После грохота выстрелов наступила оглушающая тишина. Стелла
сидела, замерев, ее огромные глаза не оставляли моего лица. Не думаю, что оно
было страшным, все-таки я ученый мирового класса, но явно не осталось таким,
как минуту тому.
Голдсмит лежал на полу, под его головой растекалась красная
лужа, а Багнюк остался в кресле. Во лбу чернела дыра, которую закупоривало
темным угольком, похожим на шлак от антрацита.

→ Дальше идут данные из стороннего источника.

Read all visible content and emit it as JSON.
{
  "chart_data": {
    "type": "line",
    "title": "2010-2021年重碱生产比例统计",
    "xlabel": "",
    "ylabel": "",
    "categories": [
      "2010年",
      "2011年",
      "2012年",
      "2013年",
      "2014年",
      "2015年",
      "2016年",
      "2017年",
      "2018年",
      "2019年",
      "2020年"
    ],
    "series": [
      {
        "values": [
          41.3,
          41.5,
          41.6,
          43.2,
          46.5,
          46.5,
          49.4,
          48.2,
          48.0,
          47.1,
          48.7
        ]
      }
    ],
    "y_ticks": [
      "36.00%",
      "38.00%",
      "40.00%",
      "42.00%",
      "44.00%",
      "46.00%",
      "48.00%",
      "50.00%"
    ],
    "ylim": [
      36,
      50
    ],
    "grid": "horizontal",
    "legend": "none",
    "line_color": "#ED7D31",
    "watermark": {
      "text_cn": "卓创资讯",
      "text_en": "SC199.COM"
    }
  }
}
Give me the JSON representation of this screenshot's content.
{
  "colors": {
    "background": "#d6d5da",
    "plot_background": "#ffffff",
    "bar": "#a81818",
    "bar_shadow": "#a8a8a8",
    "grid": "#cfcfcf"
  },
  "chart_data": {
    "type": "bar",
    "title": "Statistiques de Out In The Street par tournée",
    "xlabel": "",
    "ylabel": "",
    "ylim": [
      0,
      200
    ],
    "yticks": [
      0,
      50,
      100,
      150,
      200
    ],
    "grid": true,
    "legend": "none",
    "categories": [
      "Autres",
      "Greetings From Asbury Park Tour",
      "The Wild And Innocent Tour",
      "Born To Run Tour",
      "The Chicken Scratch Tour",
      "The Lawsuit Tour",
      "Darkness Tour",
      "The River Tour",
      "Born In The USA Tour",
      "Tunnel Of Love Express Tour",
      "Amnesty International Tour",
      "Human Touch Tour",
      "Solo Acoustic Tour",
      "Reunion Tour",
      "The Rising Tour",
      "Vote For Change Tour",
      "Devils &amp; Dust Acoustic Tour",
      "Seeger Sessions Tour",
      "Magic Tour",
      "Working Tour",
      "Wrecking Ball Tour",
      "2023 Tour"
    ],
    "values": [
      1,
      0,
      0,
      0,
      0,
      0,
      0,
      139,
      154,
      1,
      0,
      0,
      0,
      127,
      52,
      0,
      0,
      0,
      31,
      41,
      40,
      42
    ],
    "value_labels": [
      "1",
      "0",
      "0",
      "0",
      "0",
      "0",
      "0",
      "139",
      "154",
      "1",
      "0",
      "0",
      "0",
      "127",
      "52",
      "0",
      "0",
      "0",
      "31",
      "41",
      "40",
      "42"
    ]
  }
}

Я держал пистолет перед собой, есть еще четыре патрона. То,
что десантник захрипел, и даже то, что я наверняка всадил в него через обивку
тонкого стола все три пули, еще не значит, что он мертв. Это в кино гад падает
мертвым, едва выстрелят в его сторону, но на самом деле даже с простреленным
сердцем человек может выжить и, хуже того, может не только драться, но и
удавить голыми руками, если вот такой бык, а противник... не бык, скажем так.
Сперва показались ноги в тяжелых ботинках, я удержался от
соблазна выстрелить в коленную чашечку: если прикидывается, то дернется, сделал
еще шажок, и быстро сунул пистолет в карман, ибо его голова была разбита пулей
совсем не так аккуратно, как у Голдсмита. Впрочем, пистолет-пулемет достать уже
успел, палец застыл на курке!
Все это длилось считанные секунды. Хоть и звуконепроницаемый
подвал, но вот-вот вернется четвертый, что ходил за стаканом воды. Я скользнул
взглядом по красной луже в кресле под Багнюком, быстро подхватил его автомат.
Тяжелый какой! Бегом вернулся к Голдсмиту и десантнику, подобрал их
автоматические пистолеты, если эти чудовища можно назвать пистолетами,
подмигнул княжне и бросился к двери.